Phase 1 study of pegylated recombinant human megakaryocyte growth and development factor (PEG-rHuMGDF) in breast cancer patients after autologous peripheral blood progenitor cell (PBPC) transplantation.

Forty-seven patients with stage II, III, or IV breast cancer undergoing autologous peripheral blood progenitor cell (PBPC) transplantation were randomized to placebo (n = 13) or to one of five sequential dose cohorts of pegylated (PEG) recombinant human megakaryocyte growth and development factor (PEG-rHuMGDF) (1.0, 2.5, 5.0, 7.5, or 10.0 microg/kg/day) (n= 34). Blinded study drug was started on the day of transplantation and was continued until the platelet count was > or =100 x 109/l or a maximum of 21 days. PBPCs were mobilized with filgrastim (r-metHuG-CSF) and all patients received filgrastim starting on day +2 after transplantation. The nadir platelet count was not affected by treatment. The median time to platelet recovery was 11 and 12 days for the placebo and combined PEG-rHuMGDF groups, respectively. No trends in adverse events suggested dose- or treatment-related toxicity. Two patients withdrew from the study because of an adverse event (allergic reaction in the 7.5 microg/kg group) probably related to study drug, and veno-occlusive disease (VOD) (in the 5 microg/kg group) which was felt not to be related to study drug by the investigator.

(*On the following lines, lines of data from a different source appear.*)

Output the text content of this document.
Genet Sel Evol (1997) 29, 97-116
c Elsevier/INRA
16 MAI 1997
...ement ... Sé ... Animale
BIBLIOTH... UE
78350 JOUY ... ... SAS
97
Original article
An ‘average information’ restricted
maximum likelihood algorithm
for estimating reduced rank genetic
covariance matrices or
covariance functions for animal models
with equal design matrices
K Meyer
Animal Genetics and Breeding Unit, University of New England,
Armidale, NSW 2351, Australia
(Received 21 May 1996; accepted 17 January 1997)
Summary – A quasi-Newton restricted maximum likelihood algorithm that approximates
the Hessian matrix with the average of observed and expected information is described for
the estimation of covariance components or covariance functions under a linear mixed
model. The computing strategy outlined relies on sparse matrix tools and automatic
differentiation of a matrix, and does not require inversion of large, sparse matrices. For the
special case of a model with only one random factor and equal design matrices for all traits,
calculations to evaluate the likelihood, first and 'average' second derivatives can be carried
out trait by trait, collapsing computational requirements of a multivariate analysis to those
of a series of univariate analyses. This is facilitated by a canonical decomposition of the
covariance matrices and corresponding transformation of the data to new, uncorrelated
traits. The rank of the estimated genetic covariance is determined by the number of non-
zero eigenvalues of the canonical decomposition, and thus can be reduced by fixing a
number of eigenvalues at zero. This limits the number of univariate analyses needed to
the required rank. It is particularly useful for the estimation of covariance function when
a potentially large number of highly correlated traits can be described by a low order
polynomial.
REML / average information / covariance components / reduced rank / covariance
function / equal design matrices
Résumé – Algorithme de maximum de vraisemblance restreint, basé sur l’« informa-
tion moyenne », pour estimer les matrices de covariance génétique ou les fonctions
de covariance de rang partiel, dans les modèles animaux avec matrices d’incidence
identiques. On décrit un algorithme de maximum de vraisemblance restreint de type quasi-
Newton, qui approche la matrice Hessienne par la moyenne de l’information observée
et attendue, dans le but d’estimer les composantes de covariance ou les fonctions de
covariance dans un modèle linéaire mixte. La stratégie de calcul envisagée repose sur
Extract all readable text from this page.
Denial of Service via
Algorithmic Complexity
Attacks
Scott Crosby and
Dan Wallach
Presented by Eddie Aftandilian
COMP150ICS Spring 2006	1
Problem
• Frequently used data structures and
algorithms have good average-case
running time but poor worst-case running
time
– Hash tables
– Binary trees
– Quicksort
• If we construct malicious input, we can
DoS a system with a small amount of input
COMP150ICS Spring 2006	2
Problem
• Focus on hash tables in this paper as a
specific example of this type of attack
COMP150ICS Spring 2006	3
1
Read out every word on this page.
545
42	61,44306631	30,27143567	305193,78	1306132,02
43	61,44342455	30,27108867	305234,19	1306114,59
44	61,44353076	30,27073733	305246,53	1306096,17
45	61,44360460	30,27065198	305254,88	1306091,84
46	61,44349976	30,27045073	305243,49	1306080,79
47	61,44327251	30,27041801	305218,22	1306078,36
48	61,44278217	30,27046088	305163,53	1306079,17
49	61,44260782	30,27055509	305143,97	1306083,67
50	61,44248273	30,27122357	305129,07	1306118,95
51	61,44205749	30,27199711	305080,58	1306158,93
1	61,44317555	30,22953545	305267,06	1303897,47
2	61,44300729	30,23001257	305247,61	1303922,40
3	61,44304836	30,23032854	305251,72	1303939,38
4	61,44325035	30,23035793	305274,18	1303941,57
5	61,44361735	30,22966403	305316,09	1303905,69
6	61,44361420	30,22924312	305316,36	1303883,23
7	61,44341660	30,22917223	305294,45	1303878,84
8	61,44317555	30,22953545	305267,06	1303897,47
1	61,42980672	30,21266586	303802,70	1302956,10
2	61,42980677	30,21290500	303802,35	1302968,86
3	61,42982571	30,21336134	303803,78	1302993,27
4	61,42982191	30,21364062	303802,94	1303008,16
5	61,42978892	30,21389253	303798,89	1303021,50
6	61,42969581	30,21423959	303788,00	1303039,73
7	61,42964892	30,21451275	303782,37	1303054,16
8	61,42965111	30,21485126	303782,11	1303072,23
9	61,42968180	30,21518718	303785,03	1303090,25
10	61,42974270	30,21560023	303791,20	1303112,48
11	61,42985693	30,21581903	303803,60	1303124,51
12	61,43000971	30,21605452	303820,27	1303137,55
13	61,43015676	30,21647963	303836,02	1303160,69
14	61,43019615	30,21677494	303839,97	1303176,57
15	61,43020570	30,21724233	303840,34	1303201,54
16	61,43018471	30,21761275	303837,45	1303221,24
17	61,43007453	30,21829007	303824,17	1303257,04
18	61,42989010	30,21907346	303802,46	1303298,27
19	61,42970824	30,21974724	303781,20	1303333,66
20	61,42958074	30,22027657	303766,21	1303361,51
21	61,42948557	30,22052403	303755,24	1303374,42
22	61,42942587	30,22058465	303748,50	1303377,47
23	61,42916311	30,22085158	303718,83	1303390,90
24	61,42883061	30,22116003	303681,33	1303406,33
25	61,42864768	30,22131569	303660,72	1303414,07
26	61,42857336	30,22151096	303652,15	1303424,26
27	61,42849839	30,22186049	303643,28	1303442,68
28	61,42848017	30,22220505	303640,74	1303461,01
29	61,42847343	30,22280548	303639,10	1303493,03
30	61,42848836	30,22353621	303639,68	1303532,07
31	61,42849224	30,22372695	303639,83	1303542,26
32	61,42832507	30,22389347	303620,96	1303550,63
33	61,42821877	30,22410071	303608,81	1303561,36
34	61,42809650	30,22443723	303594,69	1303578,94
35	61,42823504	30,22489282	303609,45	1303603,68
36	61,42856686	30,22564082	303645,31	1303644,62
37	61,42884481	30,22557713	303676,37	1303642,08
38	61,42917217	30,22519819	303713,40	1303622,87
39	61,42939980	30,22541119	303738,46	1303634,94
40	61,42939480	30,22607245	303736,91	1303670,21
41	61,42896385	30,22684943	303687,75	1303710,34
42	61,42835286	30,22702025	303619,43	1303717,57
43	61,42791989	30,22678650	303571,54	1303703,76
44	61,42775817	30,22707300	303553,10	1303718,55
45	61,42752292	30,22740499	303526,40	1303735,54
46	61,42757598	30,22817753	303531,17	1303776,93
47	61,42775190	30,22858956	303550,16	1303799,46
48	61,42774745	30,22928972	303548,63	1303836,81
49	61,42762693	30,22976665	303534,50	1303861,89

No patients developed neutralizing antibodies to MGDF. Day +21 and day +28 platelet counts were higher in the group receiving PEG-rHuMGDF (246 vs 148 x 109/l and 299 vs 145 x 109/l, respectively; both P < 0. 05). PEG-rHuMGDF up to 10 microg/kg/day was well tolerated. In this study, there was no effect of study drug on initial platelet engraftment at the doses studied. However, the efficacy of other doses is unknown.